PursuitAgent 3 min read RFP Mechanics

I ran a small bake-off this week. One 60-page state RFP, four tools, the same compliance-matrix extraction task. Each tool got the PDF and was asked to produce a structured matrix of every shall, must, and will-statement, with section pointers. I had a hand-built reference matrix from the proposal team that ran the bid, with 247 verified requirements.

The four tools: PursuitAgent (us), one of the major incumbent platforms with a recent AI-extraction feature, a general-purpose RAG tool (LlamaIndex with a custom prompt), and ChatGPT with a careful prompt and the PDF as an attachment. I am not naming the incumbent; the point is the pattern, not the comparison.

The numbers

Time-to-matrix:

  • PursuitAgent: 3 minutes 41 seconds.
  • Incumbent: 6 minutes 12 seconds.
  • LlamaIndex custom: 8 minutes (most of which was prompt iteration).
  • ChatGPT: 4 minutes 30 seconds (one shot, no iteration).
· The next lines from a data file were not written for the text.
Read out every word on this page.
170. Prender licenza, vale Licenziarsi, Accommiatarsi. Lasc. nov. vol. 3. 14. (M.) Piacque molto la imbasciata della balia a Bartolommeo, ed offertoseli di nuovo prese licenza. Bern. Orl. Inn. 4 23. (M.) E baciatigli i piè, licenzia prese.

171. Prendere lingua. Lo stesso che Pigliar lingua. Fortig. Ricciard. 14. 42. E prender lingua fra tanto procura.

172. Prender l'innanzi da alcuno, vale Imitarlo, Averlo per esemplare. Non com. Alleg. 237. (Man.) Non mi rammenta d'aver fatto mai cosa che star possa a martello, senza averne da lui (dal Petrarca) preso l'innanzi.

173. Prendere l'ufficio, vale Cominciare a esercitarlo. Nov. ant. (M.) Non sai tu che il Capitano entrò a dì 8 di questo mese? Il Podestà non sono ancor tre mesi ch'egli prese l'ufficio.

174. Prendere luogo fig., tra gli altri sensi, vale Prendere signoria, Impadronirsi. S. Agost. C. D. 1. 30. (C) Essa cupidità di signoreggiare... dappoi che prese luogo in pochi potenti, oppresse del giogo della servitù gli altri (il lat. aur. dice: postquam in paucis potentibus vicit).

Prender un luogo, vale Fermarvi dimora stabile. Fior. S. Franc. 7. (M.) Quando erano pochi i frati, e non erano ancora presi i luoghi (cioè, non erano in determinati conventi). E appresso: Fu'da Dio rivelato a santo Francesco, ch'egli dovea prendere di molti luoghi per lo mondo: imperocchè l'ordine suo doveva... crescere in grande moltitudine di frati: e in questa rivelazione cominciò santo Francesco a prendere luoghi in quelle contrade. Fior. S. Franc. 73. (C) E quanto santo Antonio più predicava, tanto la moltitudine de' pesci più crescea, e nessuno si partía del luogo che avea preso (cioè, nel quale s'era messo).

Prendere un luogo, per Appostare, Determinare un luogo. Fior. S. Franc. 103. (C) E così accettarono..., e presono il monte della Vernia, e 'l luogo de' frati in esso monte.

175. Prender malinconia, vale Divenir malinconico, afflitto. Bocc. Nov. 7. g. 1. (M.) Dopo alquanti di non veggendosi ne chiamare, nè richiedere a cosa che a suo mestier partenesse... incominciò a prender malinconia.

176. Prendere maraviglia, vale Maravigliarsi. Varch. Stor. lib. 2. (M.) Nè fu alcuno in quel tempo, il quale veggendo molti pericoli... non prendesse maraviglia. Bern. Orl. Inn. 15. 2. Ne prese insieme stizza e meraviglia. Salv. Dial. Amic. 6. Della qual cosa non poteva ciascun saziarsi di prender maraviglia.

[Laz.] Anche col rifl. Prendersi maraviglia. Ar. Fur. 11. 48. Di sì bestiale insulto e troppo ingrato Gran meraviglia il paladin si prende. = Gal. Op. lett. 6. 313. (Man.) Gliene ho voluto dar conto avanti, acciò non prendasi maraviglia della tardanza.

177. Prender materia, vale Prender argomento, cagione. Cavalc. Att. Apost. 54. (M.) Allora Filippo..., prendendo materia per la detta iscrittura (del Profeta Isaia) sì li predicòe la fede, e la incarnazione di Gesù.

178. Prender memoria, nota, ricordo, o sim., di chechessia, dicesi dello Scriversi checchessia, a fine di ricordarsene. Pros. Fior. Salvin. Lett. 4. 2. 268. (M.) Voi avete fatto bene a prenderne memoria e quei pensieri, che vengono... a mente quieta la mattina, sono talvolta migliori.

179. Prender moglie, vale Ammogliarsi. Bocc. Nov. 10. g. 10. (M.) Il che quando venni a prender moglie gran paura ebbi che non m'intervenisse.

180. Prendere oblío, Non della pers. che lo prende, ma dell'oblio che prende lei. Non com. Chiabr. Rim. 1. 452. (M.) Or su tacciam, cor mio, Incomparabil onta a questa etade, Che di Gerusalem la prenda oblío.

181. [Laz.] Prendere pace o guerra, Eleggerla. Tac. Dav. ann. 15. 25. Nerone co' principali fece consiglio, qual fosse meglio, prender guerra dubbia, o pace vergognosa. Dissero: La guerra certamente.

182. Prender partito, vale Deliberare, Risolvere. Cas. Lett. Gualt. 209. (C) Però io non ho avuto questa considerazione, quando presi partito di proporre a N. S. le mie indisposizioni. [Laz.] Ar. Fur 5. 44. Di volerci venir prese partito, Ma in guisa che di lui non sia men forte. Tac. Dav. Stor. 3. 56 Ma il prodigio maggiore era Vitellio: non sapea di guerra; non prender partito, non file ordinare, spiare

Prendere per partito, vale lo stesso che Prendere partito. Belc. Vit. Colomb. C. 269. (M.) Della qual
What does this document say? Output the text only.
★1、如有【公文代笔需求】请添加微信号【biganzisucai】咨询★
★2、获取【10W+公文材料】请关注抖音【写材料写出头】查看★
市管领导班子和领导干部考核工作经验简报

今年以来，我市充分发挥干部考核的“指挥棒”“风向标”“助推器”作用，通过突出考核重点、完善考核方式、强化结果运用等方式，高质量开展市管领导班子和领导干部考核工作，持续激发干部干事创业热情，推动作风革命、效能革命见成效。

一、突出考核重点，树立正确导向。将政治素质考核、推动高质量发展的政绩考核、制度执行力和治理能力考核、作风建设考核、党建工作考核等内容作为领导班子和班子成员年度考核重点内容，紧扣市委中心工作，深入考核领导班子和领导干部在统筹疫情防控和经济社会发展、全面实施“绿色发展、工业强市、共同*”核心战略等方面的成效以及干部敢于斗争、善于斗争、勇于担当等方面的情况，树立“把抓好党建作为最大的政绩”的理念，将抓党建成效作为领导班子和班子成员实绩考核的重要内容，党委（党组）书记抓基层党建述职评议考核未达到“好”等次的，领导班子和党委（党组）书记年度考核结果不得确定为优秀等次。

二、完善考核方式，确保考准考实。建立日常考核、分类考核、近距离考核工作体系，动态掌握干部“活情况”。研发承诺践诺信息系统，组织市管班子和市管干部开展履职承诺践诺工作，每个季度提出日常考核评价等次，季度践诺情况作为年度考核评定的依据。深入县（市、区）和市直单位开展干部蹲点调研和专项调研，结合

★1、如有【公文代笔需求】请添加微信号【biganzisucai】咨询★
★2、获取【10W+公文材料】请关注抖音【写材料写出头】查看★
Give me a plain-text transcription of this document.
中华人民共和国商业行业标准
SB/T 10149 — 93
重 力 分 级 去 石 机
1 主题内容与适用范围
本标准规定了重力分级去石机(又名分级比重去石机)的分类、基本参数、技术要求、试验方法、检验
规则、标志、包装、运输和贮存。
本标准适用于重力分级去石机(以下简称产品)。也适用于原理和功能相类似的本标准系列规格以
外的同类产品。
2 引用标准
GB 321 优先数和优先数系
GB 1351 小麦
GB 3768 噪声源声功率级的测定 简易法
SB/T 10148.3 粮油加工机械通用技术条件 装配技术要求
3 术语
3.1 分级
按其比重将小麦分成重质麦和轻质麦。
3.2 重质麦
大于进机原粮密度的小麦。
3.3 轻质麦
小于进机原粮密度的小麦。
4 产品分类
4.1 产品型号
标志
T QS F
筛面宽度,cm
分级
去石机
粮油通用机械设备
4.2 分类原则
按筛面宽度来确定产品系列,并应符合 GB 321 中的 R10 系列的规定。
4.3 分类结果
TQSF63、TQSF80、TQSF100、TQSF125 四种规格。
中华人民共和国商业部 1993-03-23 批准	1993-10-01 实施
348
Accuracy against the 247-row reference (precision and recall):

  • PursuitAgent: 94% precision, 91% recall.
  • Incumbent: 87% precision, 84% recall.
  • LlamaIndex custom: 81% precision, 79% recall (after a second iteration; first pass was 70/70).
  • ChatGPT: 76% precision, 88% recall.

These are single-RFP numbers. They are directional, not benchmarks. A different RFP would produce different numbers across all four tools.

What broke

The failure modes were more interesting than the aggregate numbers.

The incumbent missed Section H (Special Contract Requirements) entirely. It treated H as an administrative section and skipped extraction. Section H had 18 requirements in this RFP. Score: zero of 18 in the incumbent’s output. This is the kind of error that causes a real disqualification.

**LlamaIndex returned strong matches on shall-statements and weak matches on the buyer’s softer language (“the offeror is encouraged to,” “should provide where applicable”). This is a known retrieval failure for general-purpose tools — the prompt has to be RFP-specific. With a more careful prompt I could have moved the numbers, but the time cost would have erased the speed advantage.

**ChatGPT had high recall and lower precision because it occasionally synthesized a “requirement” from instructional text that was not actually a requirement. Eight rows in its output were RFP-content paraphrases that didn’t correspond to a shall-statement. False positives in a compliance matrix are dangerous; they pull team effort to obligations that don’t exist.

Our system missed three shall-statements that lived in a footnote. Footnote handling in our PDF parse is the work in progress described in Ingest pipeline with LlamaParse. We have a fix in the queue.

What I take from this

A few things.

First, the incumbent’s AI extraction is not bad — 87% precision is usable. But the section-skipping pattern (missing Section H) is a category error, not a tuning problem. Tools that don’t understand RFP structure produce systematic blind spots that are dangerous in different ways than random errors.

Second, ChatGPT-with-a-prompt is closer than I expected for a one-shot baseline. If a small team has no budget for tooling and is willing to manually verify the false positives, it is not a useless workflow. It is also not a workflow that scales; the verification cost dominates at any volume.

Third, the speed gap among purpose-built tools is small. The accuracy gap is real but narrow. The category is not differentiating itself on extraction accuracy alone; differentiation has to come from what happens after extraction — versioning, review workflows, traceability to the response. We covered this in the compliance matrix in 30 minutes post.

I would run this again with a federal IDIQ — those have the most complex extraction surface. The state RFP I used was structurally clean. A messier document would spread the tools out more.

For now: any tool whose extraction misses an entire section silently is one I would not put on a bid where compliance scoring is binary. The hand-built reference still matters more than the tool.